Plusieurs mois après son invasion et sa prise de contrôle d’Afrin, la Turquie a ouvert le passage de Ghosn Zeytun (branche d’olivier), qui relie Afrin à la province turque d’Hatay.
La traversée a commencé les travaux le 8 novembre 2018, ce qui a coïncidé avec la saison de récolte des olives cette année-là.
Les forces turques et leurs alliés syriens ont envahi le canton d’Afrin en mars 2018, à la suite d’une opération militaire qu’elles ont lancée en janvier de la même année, chassant plus de 300 000 civils de la région. (North press agency)
*La coopérative turque Tarım Kredi aurait envoyé des représentants aux États-Unis afin d’exporter l’huile d’olive d’Afrin vers les États-Unis.
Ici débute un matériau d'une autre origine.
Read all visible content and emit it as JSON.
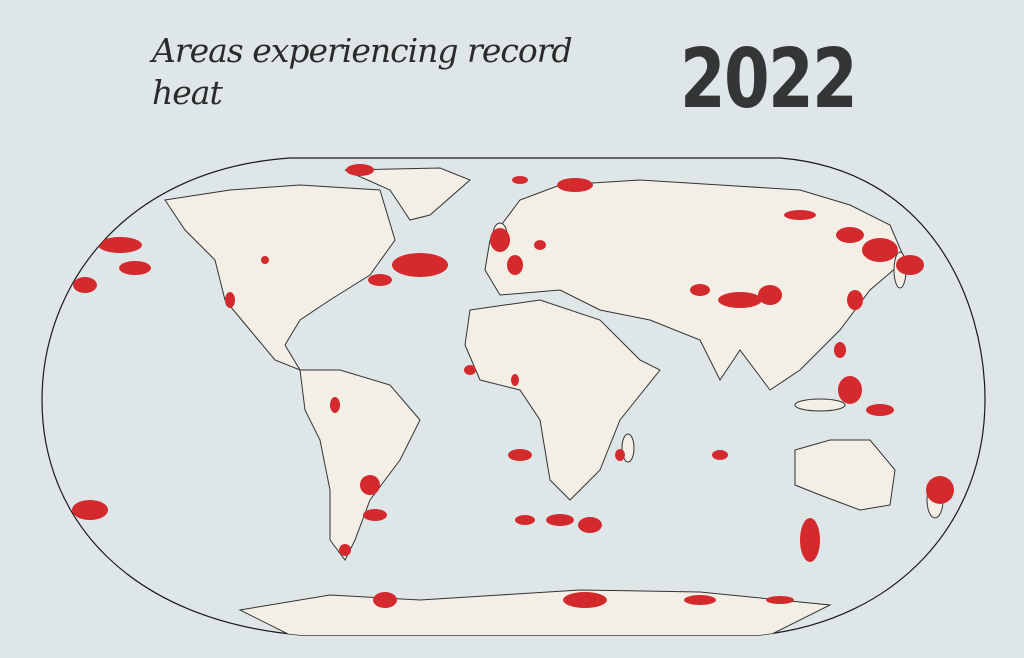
{
  "title": "Areas experiencing record heat",
  "year": "2022",
  "colors": {
    "background": "#dfe6e8",
    "land": "#f3efe6",
    "record_heat": "#d42a2e",
    "border": "#1a1a1a"
  }
}
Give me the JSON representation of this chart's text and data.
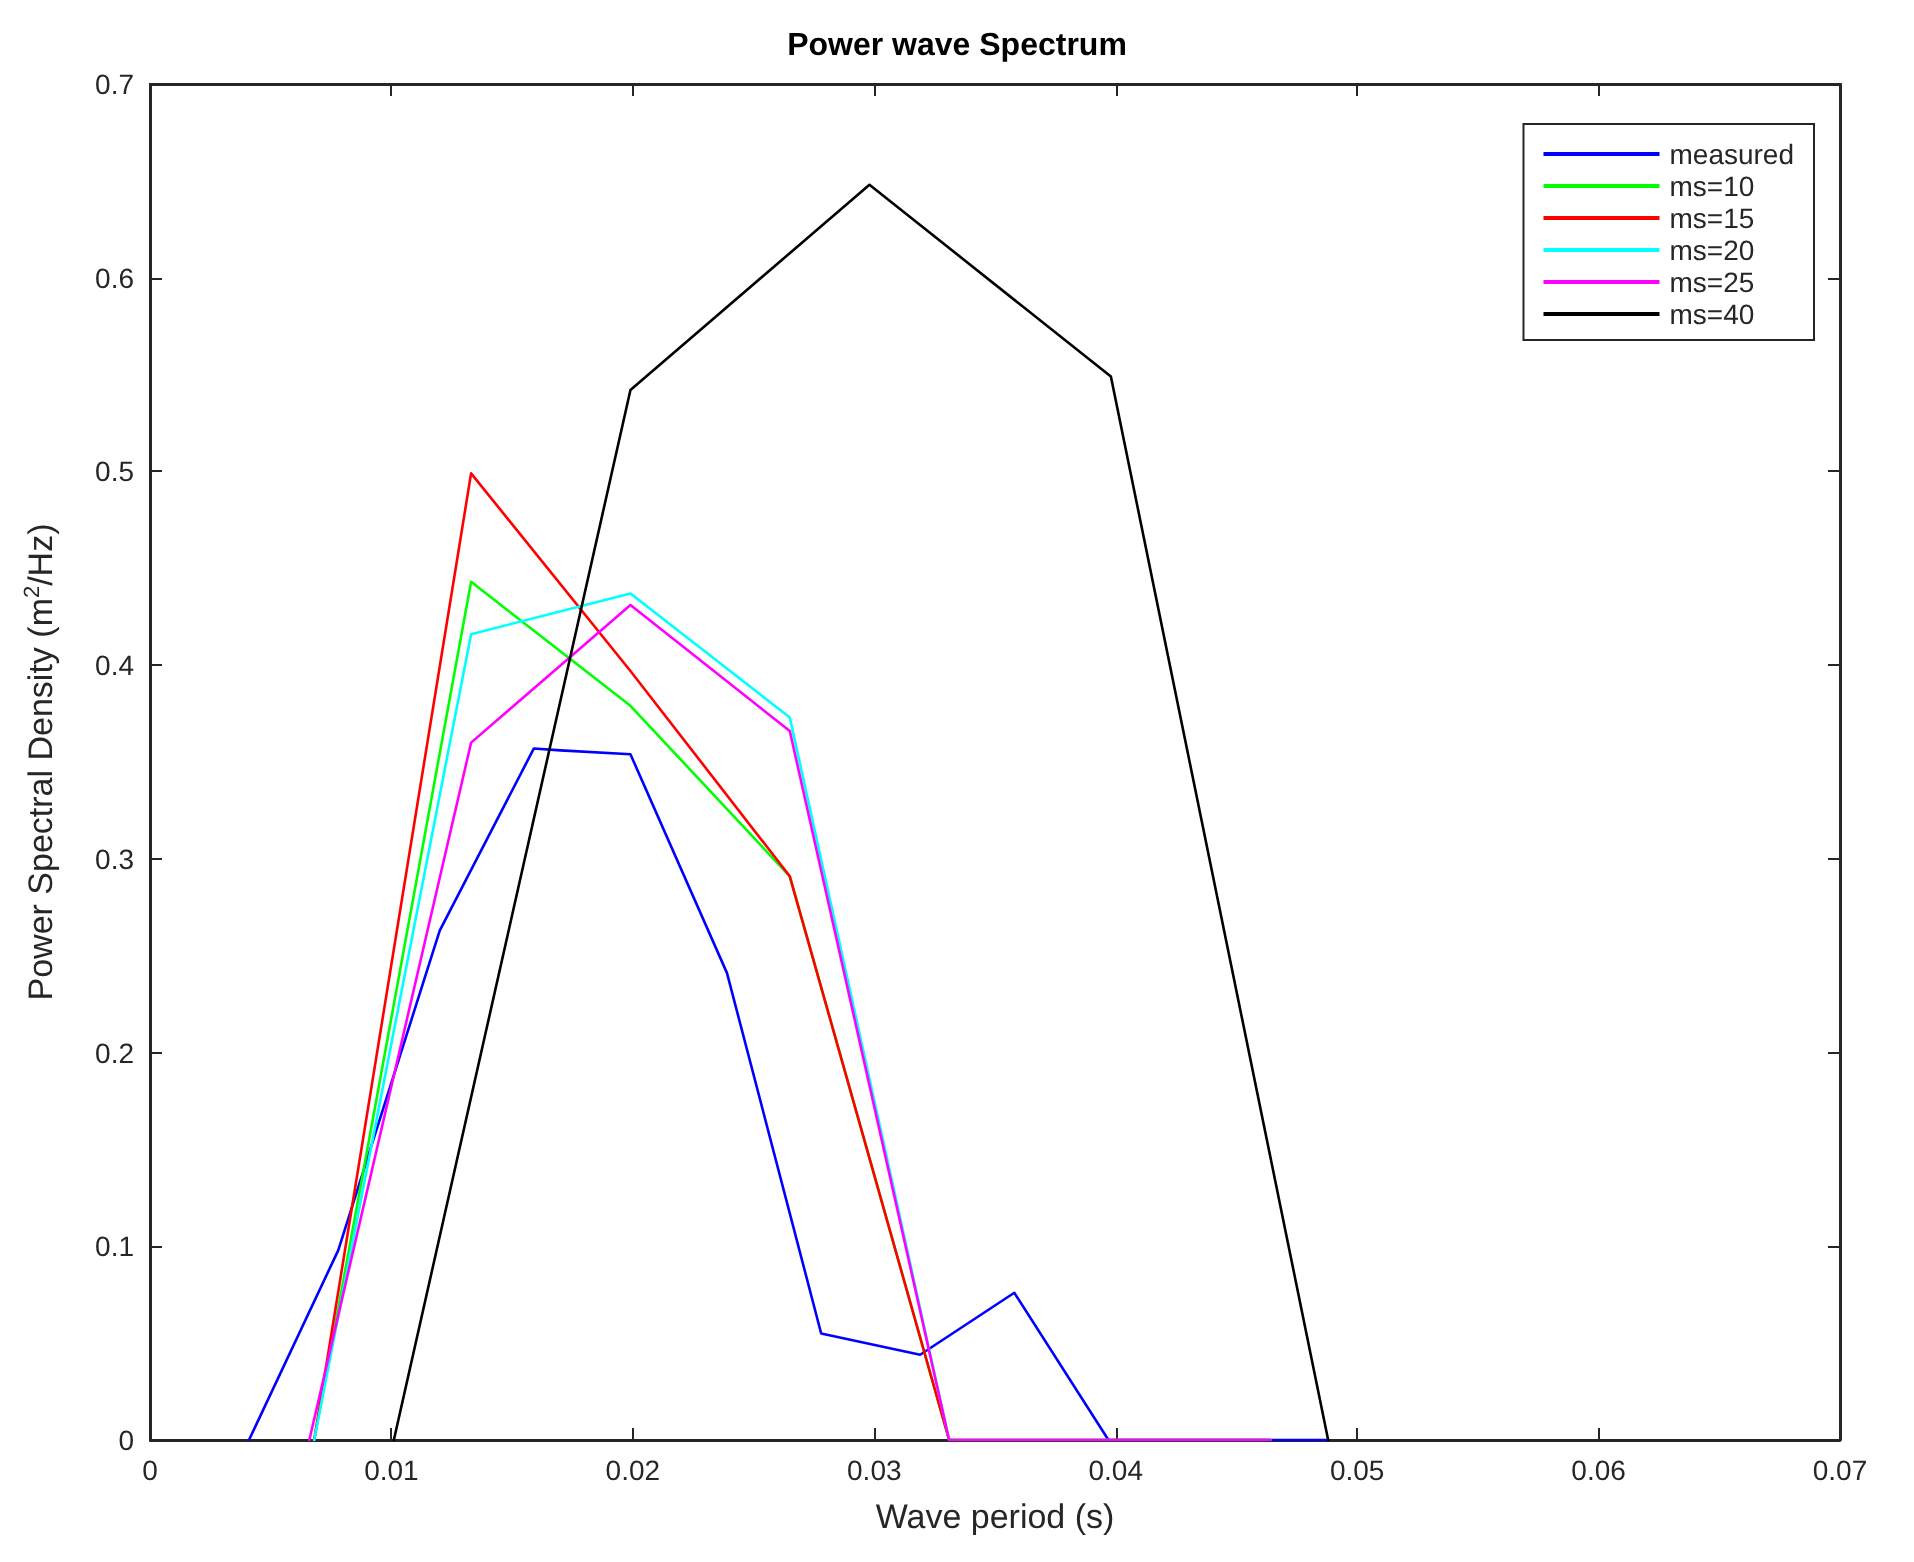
{
  "chart_data": {
    "type": "line",
    "title": "Power wave Spectrum",
    "xlabel": "Wave period (s)",
    "ylabel": "Power Spectral Density (m$^{2}$/Hz)",
    "xlim": [
      0,
      0.07
    ],
    "xticks": [
      0,
      0.01,
      0.02,
      0.03,
      0.04,
      0.05,
      0.06,
      0.07
    ],
    "ylim": [
      0,
      0.7
    ],
    "yticks": [
      0,
      0.1,
      0.2,
      0.3,
      0.4,
      0.5,
      0.6,
      0.7
    ],
    "grid": false,
    "legend": "top right",
    "marker": "none",
    "line_style": "solid",
    "series": [
      {
        "name": "measured",
        "color": "#0000ff",
        "x": [
          0.0041,
          0.0078,
          0.012,
          0.0159,
          0.017,
          0.0199,
          0.0239,
          0.0278,
          0.0319,
          0.0358,
          0.0397,
          0.0488
        ],
        "values": [
          0,
          0.098,
          0.263,
          0.357,
          0.356,
          0.354,
          0.241,
          0.055,
          0.044,
          0.076,
          0,
          0
        ]
      },
      {
        "name": "ms=10",
        "color": "#00ff00",
        "x": [
          0.0068,
          0.0133,
          0.0199,
          0.0265,
          0.0331,
          0.0464
        ],
        "values": [
          0,
          0.443,
          0.379,
          0.291,
          0,
          0
        ]
      },
      {
        "name": "ms=15",
        "color": "#ff0000",
        "x": [
          0.0068,
          0.0133,
          0.0199,
          0.0265,
          0.0331,
          0.0464
        ],
        "values": [
          0,
          0.499,
          0.397,
          0.291,
          0,
          0
        ]
      },
      {
        "name": "ms=20",
        "color": "#00ffff",
        "x": [
          0.0068,
          0.0133,
          0.0199,
          0.0265,
          0.0331,
          0.0464
        ],
        "values": [
          0,
          0.416,
          0.437,
          0.373,
          0,
          0
        ]
      },
      {
        "name": "ms=25",
        "color": "#ff00ff",
        "x": [
          0.0066,
          0.0133,
          0.0199,
          0.0265,
          0.0331,
          0.0464
        ],
        "values": [
          0,
          0.36,
          0.431,
          0.366,
          0,
          0
        ]
      },
      {
        "name": "ms=40",
        "color": "#000000",
        "x": [
          0.0101,
          0.0199,
          0.0298,
          0.0398,
          0.0488
        ],
        "values": [
          0,
          0.542,
          0.648,
          0.549,
          0
        ]
      }
    ]
  }
}
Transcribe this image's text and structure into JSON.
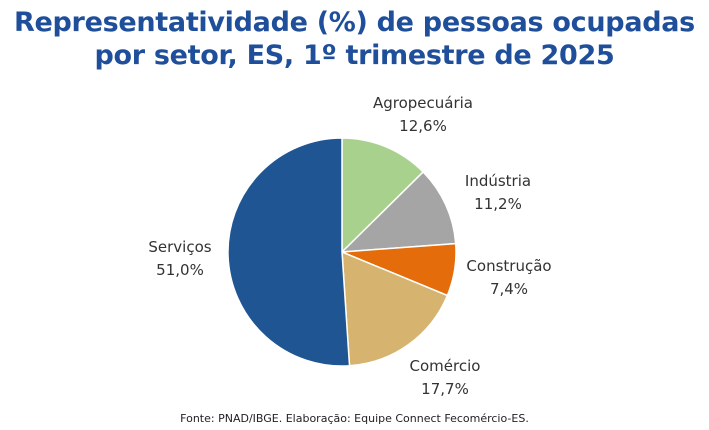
{
  "header": {
    "title_line1": "Representatividade (%) de pessoas ocupadas",
    "title_line2": "por setor, ES, 1º trimestre de 2025"
  },
  "source": "Fonte: PNAD/IBGE. Elaboração: Equipe Connect Fecomércio-ES.",
  "colors": {
    "title": "#1f4e9a",
    "agropecuaria": "#a9d18e",
    "industria": "#a5a5a5",
    "construcao": "#e46c0a",
    "comercio": "#d6b36f",
    "servicos": "#1f5593"
  },
  "chart_data": {
    "type": "pie",
    "title": "Representatividade (%) de pessoas ocupadas por setor, ES, 1º trimestre de 2025",
    "start": "12 o'clock, clockwise",
    "slices": [
      {
        "label": "Agropecuária",
        "value": 12.6,
        "value_label": "12,6%",
        "color": "#a9d18e"
      },
      {
        "label": "Indústria",
        "value": 11.2,
        "value_label": "11,2%",
        "color": "#a5a5a5"
      },
      {
        "label": "Construção",
        "value": 7.4,
        "value_label": "7,4%",
        "color": "#e46c0a"
      },
      {
        "label": "Comércio",
        "value": 17.7,
        "value_label": "17,7%",
        "color": "#d6b36f"
      },
      {
        "label": "Serviços",
        "value": 51.0,
        "value_label": "51,0%",
        "color": "#1f5593"
      }
    ]
  }
}
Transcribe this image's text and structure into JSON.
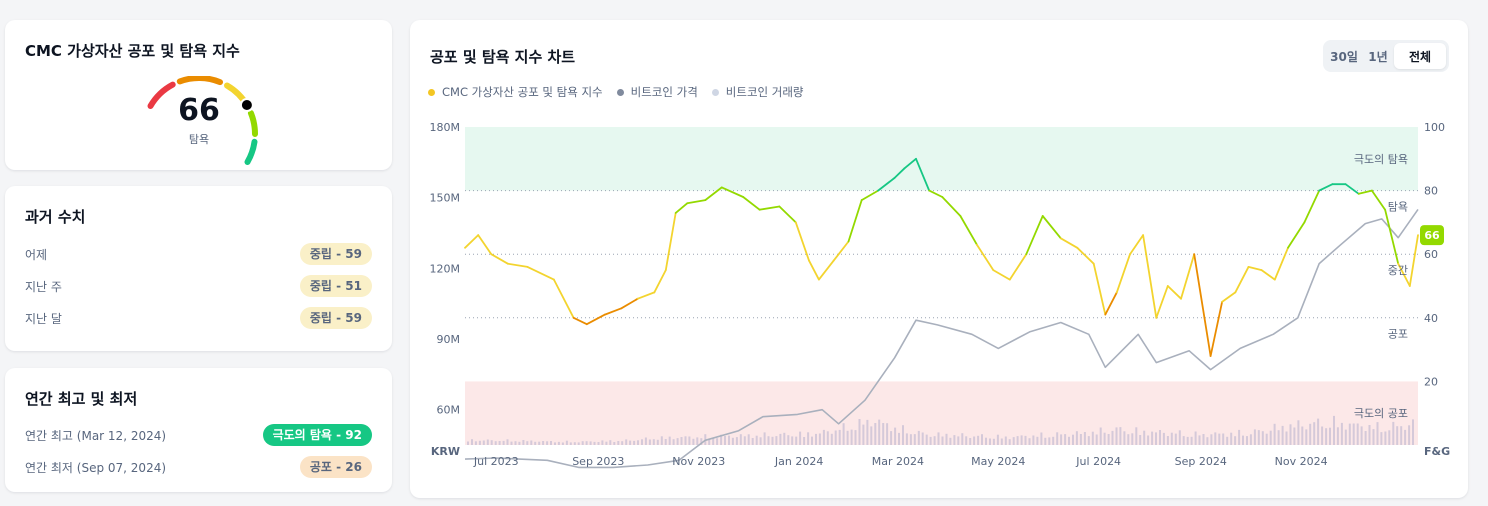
{
  "gauge": {
    "title": "CMC 가상자산 공포 및 탐욕 지수",
    "value": "66",
    "label": "탐욕",
    "colors": [
      "#ea3943",
      "#ea8c00",
      "#f3d42f",
      "#93d900",
      "#16c784"
    ]
  },
  "historical": {
    "title": "과거 수치",
    "rows": [
      {
        "label": "어제",
        "badge_text": "중립 - ",
        "badge_value": "59",
        "status": "neutral"
      },
      {
        "label": "지난 주",
        "badge_text": "중립 - ",
        "badge_value": "51",
        "status": "neutral"
      },
      {
        "label": "지난 달",
        "badge_text": "중립 - ",
        "badge_value": "59",
        "status": "neutral"
      }
    ]
  },
  "yearly": {
    "title": "연간 최고 및 최저",
    "rows": [
      {
        "label": "연간 최고 (Mar 12, 2024)",
        "badge_text": "극도의 탐욕 - ",
        "badge_value": "92",
        "status": "extreme-greed"
      },
      {
        "label": "연간 최저 (Sep 07, 2024)",
        "badge_text": "공포 - ",
        "badge_value": "26",
        "status": "fear"
      }
    ]
  },
  "chart_panel": {
    "title": "공포 및 탐욕 지수 차트",
    "tabs": [
      "30일",
      "1년",
      "전체"
    ],
    "active_tab": "전체",
    "legend": [
      {
        "label": "CMC 가상자산 공포 및 탐욕 지수",
        "color": "#f3c623"
      },
      {
        "label": "비트코인 가격",
        "color": "#808a9d"
      },
      {
        "label": "비트코인 거래량",
        "color": "#cfd6e4"
      }
    ]
  },
  "chart_data": {
    "type": "line",
    "x_ticks": [
      "Jul 2023",
      "Sep 2023",
      "Nov 2023",
      "Jan 2024",
      "Mar 2024",
      "May 2024",
      "Jul 2024",
      "Sep 2024",
      "Nov 2024"
    ],
    "x_range": [
      "2023-06-12",
      "2025-01-11"
    ],
    "y_left": {
      "label": "KRW",
      "ticks": [
        "180M",
        "150M",
        "120M",
        "90M",
        "60M"
      ],
      "range": [
        45000000,
        180000000
      ]
    },
    "y_right": {
      "label": "F&G",
      "ticks": [
        "100",
        "80",
        "60",
        "40",
        "20"
      ],
      "range": [
        0,
        100
      ]
    },
    "zones": [
      {
        "label": "극도의 탐욕",
        "from": 80,
        "to": 100,
        "color": "#e6f8f0"
      },
      {
        "label": "탐욕",
        "y": 75
      },
      {
        "label": "중간",
        "y": 55
      },
      {
        "label": "공포",
        "y": 35
      },
      {
        "label": "극도의 공포",
        "from": 0,
        "to": 20,
        "color": "#fce8e8"
      }
    ],
    "current_value": "66",
    "grid": true,
    "fear_greed_series": {
      "name": "CMC 가상자산 공포 및 탐욕 지수",
      "x": [
        "2023-06-12",
        "2023-06-20",
        "2023-06-28",
        "2023-07-08",
        "2023-07-20",
        "2023-08-05",
        "2023-08-17",
        "2023-08-25",
        "2023-09-05",
        "2023-09-15",
        "2023-09-25",
        "2023-10-05",
        "2023-10-12",
        "2023-10-18",
        "2023-10-25",
        "2023-11-05",
        "2023-11-15",
        "2023-11-28",
        "2023-12-08",
        "2023-12-20",
        "2023-12-30",
        "2024-01-07",
        "2024-01-13",
        "2024-01-22",
        "2024-01-31",
        "2024-02-08",
        "2024-02-18",
        "2024-02-28",
        "2024-03-05",
        "2024-03-12",
        "2024-03-20",
        "2024-03-28",
        "2024-04-08",
        "2024-04-18",
        "2024-04-28",
        "2024-05-08",
        "2024-05-18",
        "2024-05-28",
        "2024-06-08",
        "2024-06-18",
        "2024-06-28",
        "2024-07-05",
        "2024-07-12",
        "2024-07-20",
        "2024-07-28",
        "2024-08-05",
        "2024-08-12",
        "2024-08-20",
        "2024-08-28",
        "2024-09-07",
        "2024-09-14",
        "2024-09-22",
        "2024-09-30",
        "2024-10-08",
        "2024-10-16",
        "2024-10-24",
        "2024-11-03",
        "2024-11-12",
        "2024-11-20",
        "2024-11-28",
        "2024-12-06",
        "2024-12-14",
        "2024-12-22",
        "2024-12-30",
        "2025-01-06",
        "2025-01-11"
      ],
      "values": [
        62,
        66,
        60,
        57,
        56,
        52,
        40,
        38,
        41,
        43,
        46,
        48,
        55,
        73,
        76,
        77,
        81,
        78,
        74,
        75,
        70,
        58,
        52,
        58,
        64,
        77,
        80,
        84,
        87,
        90,
        80,
        78,
        72,
        63,
        55,
        52,
        60,
        72,
        65,
        62,
        57,
        41,
        48,
        60,
        66,
        40,
        50,
        46,
        60,
        28,
        45,
        48,
        56,
        55,
        52,
        62,
        70,
        80,
        82,
        82,
        79,
        80,
        74,
        57,
        50,
        66
      ]
    },
    "btc_price_series": {
      "name": "비트코인 가격",
      "x": [
        "2023-06-12",
        "2023-07-01",
        "2023-08-01",
        "2023-08-20",
        "2023-09-10",
        "2023-10-01",
        "2023-10-20",
        "2023-11-05",
        "2023-11-25",
        "2023-12-10",
        "2023-12-31",
        "2024-01-15",
        "2024-01-25",
        "2024-02-10",
        "2024-02-28",
        "2024-03-12",
        "2024-03-25",
        "2024-04-15",
        "2024-05-01",
        "2024-05-20",
        "2024-06-08",
        "2024-06-25",
        "2024-07-05",
        "2024-07-25",
        "2024-08-05",
        "2024-08-25",
        "2024-09-07",
        "2024-09-25",
        "2024-10-15",
        "2024-10-30",
        "2024-11-12",
        "2024-11-25",
        "2024-12-10",
        "2024-12-20",
        "2024-12-30",
        "2025-01-11"
      ],
      "values": [
        39000000,
        39500000,
        38500000,
        35500000,
        35500000,
        36500000,
        38500000,
        47000000,
        51000000,
        57000000,
        58000000,
        60000000,
        54000000,
        64000000,
        82000000,
        98000000,
        96000000,
        92000000,
        86000000,
        93000000,
        97000000,
        92000000,
        78000000,
        92000000,
        80000000,
        85000000,
        77000000,
        86000000,
        92000000,
        99000000,
        122000000,
        130000000,
        139000000,
        141000000,
        133000000,
        145000000
      ]
    },
    "btc_volume_series": {
      "name": "비트코인 거래량",
      "note": "relative bar heights",
      "values": [
        0.14,
        0.13,
        0.12,
        0.1,
        0.09,
        0.11,
        0.13,
        0.2,
        0.22,
        0.24,
        0.26,
        0.28,
        0.3,
        0.33,
        0.5,
        0.7,
        0.45,
        0.3,
        0.28,
        0.25,
        0.22,
        0.27,
        0.3,
        0.35,
        0.45,
        0.38,
        0.35,
        0.3,
        0.32,
        0.35,
        0.5,
        0.6,
        0.65,
        0.55,
        0.5,
        0.6
      ]
    }
  }
}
Cette information a été donnée par le journal turc
Duvar qui rapporte une déclaration du président de la Chambre de commerce et d’industrie d’Antakya, Hikmet Çinçin qui a déclaré que 90 000 tonnes d’huile d’olive provenant de la ville d’Afrin sont commercialisées vers États-Unis par des coopératives de crédit agricole.
« Je viens d’apprendre que des représentants de coopératives de crédit agricole turques sont allés à New York pour commercialiser de l’huile d’olive [importée d’Afrin]. Nous sommes d’avis que ce n’est pas la bonne façon de procéder », a déclaré M. Çinçin lors d’une réunion dans la province de Hatay, au sud de la Turquie.
Çinçin a déclaré que l’huile d’olive est apportée en Turquie depuis Afrin à la condition qu’elle soit exportée et non pas offerte sur le marché intérieur. « Mais nous recevons des plaintes de producteurs turcs selon lesquelles cette huile d’olive est commercialisée sur le marché intérieur », a déclaré M. Çinçin, ajoutant que la quantité d’huile d’olive qui veut être vendue aux Etats-Unis atteint 90 000 tonnes.